It Really Was No Miracle...

The day before Rebecca was supposed to come over to hang out, her mom phoned me.  "I was just calling to let you know that Rebecca is very into the movie The Wizard of Oz right now."  I was having a terrible time hearing what she was saying as I walked through Campo de' Fiori, but nodded and squinted anyhow as she talked.  She continued, "Her favorite song is this song with all of these 'itch' words, like witch, pitch, stitch...I was thinking maybe you guys could do something with that tomorrow."  I've seen The Wizard of Oz about as many times as your average American girl, which is a bunch, but I couldn't recall a song like what she was describing.  "Sure," I replied, "just email me the name of the song."

It was this:

 I did a bit of preparations before Rebecca came the next day:
First I found the lyrics to the song

Then I cut out each lyric line, numbered them, and scrambled them up

After that, I made a little pocket out of a pic I found of the famous foursome

Finally I stuck the mixed up lyrics inside of the pocket.
When Rebecca came, it was business as usual.  We had a little chat, then went through our routine:
We went over her homework

She read me what she'd written in her communication journal

I wrote her a note back

She took her spelling test
and we learned 8 more lines of the poem we started last week
Having gotten all of that out of the way, I casually pulled out The Wizard of Oz pocket and the best-kept secret:

never underestimate the power of a new pen--or 20 of them

oh, the possibilities!
Rebecca is an artist.  She couldn't contain her excitement.  "Oh!  These are wonderful!" she shrieked, "I'm using peach and lilac!"

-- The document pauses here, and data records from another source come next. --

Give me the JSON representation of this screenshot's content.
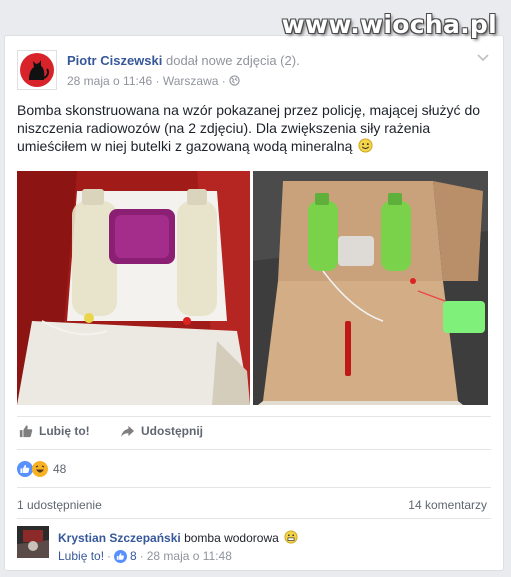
{
  "watermark": "www.wiocha.pl",
  "post": {
    "author": "Piotr Ciszewski",
    "action": " dodał nowe zdjęcia (2).",
    "date": "28 maja o 11:46",
    "separator": "·",
    "location": "Warszawa",
    "text": "Bomba skonstruowana na wzór pokazanej przez policję, mającej służyć do niszczenia radiowozów (na 2 zdjęciu). Dla zwiększenia siły rażenia umieściłem w niej butelki z gazowaną wodą mineralną",
    "photos": [
      {
        "icon": "photo-bottles-box-red-background"
      },
      {
        "icon": "photo-bottles-box-police-version"
      }
    ]
  },
  "actions": {
    "like_label": "Lubię to!",
    "share_label": "Udostępnij"
  },
  "reactions": {
    "icons": [
      "like-icon",
      "haha-icon"
    ],
    "count": "48"
  },
  "stats": {
    "shares": "1 udostępnienie",
    "comments": "14 komentarzy"
  },
  "comment": {
    "author": "Krystian Szczepański",
    "text": "bomba wodorowa",
    "like_label": "Lubię to!",
    "separator": "·",
    "likes": "8",
    "date": "28 maja o 11:48"
  },
  "colors": {
    "link": "#365899",
    "meta": "#90949c",
    "background": "#e9ebee",
    "like_blue": "#5890ff",
    "haha_yellow": "#f7b125"
  }
}
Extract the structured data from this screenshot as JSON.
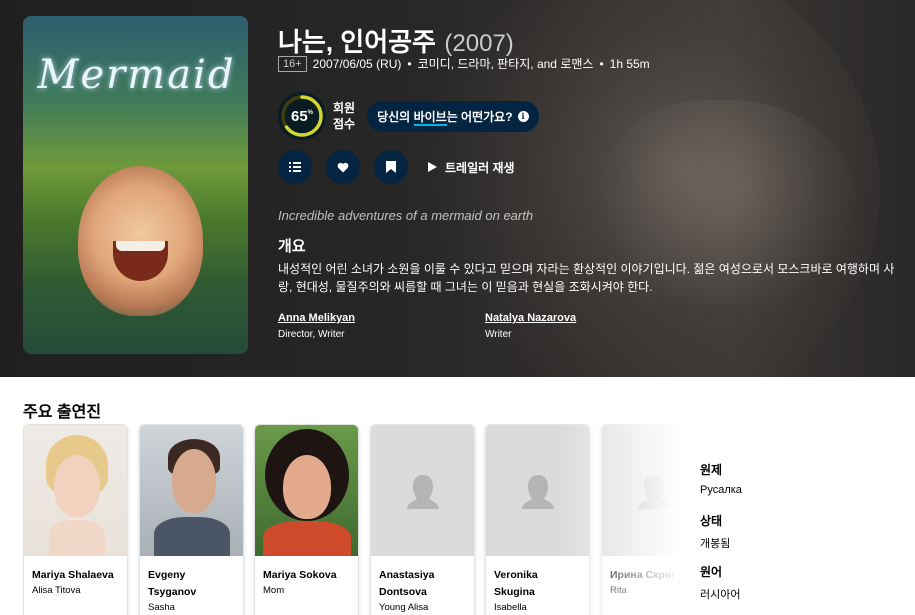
{
  "movie": {
    "title": "나는, 인어공주",
    "year": "(2007)",
    "certification": "16+",
    "release": "2007/06/05 (RU)",
    "genres": "코미디, 드라마, 판타지, and 로맨스",
    "runtime": "1h 55m",
    "score": "65",
    "score_pct": "%",
    "score_label_1": "회원",
    "score_label_2": "점수",
    "vibe_prefix": "당신의 ",
    "vibe_highlight": "바이브",
    "vibe_suffix": "는 어떤가요?",
    "trailer_label": "트레일러 재생",
    "tagline": "Incredible adventures of a mermaid on earth",
    "overview_heading": "개요",
    "overview": "내성적인 어린 소녀가 소원을 이룰 수 있다고 믿으며 자라는 환상적인 이야기입니다. 젊은 여성으로서 모스크바로 여행하며 사랑, 현대성, 물질주의와 씨름할 때 그녀는 이 믿음과 현실을 조화시켜야 한다.",
    "poster_text": "Mermaid",
    "crew": [
      {
        "name": "Anna Melikyan",
        "job": "Director, Writer"
      },
      {
        "name": "Natalya Nazarova",
        "job": "Writer"
      }
    ]
  },
  "cast_heading": "주요 출연진",
  "cast": [
    {
      "name": "Mariya Shalaeva",
      "role": "Alisa Titova"
    },
    {
      "name": "Evgeny Tsyganov",
      "role": "Sasha"
    },
    {
      "name": "Mariya Sokova",
      "role": "Mom"
    },
    {
      "name": "Anastasiya Dontsova",
      "role": "Young Alisa"
    },
    {
      "name": "Veronika Skugina",
      "role": "Isabella"
    },
    {
      "name": "Ирина Скриниченко",
      "role": "Rita"
    }
  ],
  "facts": [
    {
      "label": "원제",
      "value": "Русалка"
    },
    {
      "label": "상태",
      "value": "개봉됨"
    },
    {
      "label": "원어",
      "value": "러시아어"
    }
  ],
  "colors": {
    "navy": "#032541",
    "score_ring": "#d2d531",
    "score_track": "#423d0f",
    "accent": "#01b4e4"
  }
}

Together we worked on rhyming, spelling, suffixes, word order, idioms, and more using her favorite song of the moment:

Having so much to do but so little time, we moved along to a book that Rebecca has been wanting to read to me for the last couple of lessons.  She'd brought it from home, and read it aloud to me:

It's a sweet story with a wonderful message
"Can we do the craft now?" she asked when she'd finished reading the last page.  I shook my head and replied, "Not until we read our book of the week."  Last week we'd read The Persian Cinderella, which she enjoyed very much.  I thought it would be great to compare and contrast it with the following:

Rebecca peered at the cover of the book for quite some time, then started, "Don't tell me that's Cinderella..."  "Of course it is!" I replied excitedly.  "Why wouldn't it be?" She shrugged and smiled, and I began reading the story aloud to her.
my favorite page
When the story was finished, Rebecca agreed that it was a lovely read, but readily admitted she prefers the Persian version.  (Truth be told, so do I, but the Korean version is lovely as well.)

"Now can we make the craft?" she pleaded.  I nodded and suggested it might be cool to make a fan inspired by the illustrations in the book:
She agreed, but we only had six or seven minutes to work on she did the best she could with the time she had:

An adorable fan inspired by The Korean Cinderella in under 6 minutes...imagine what she could have come up with in 10.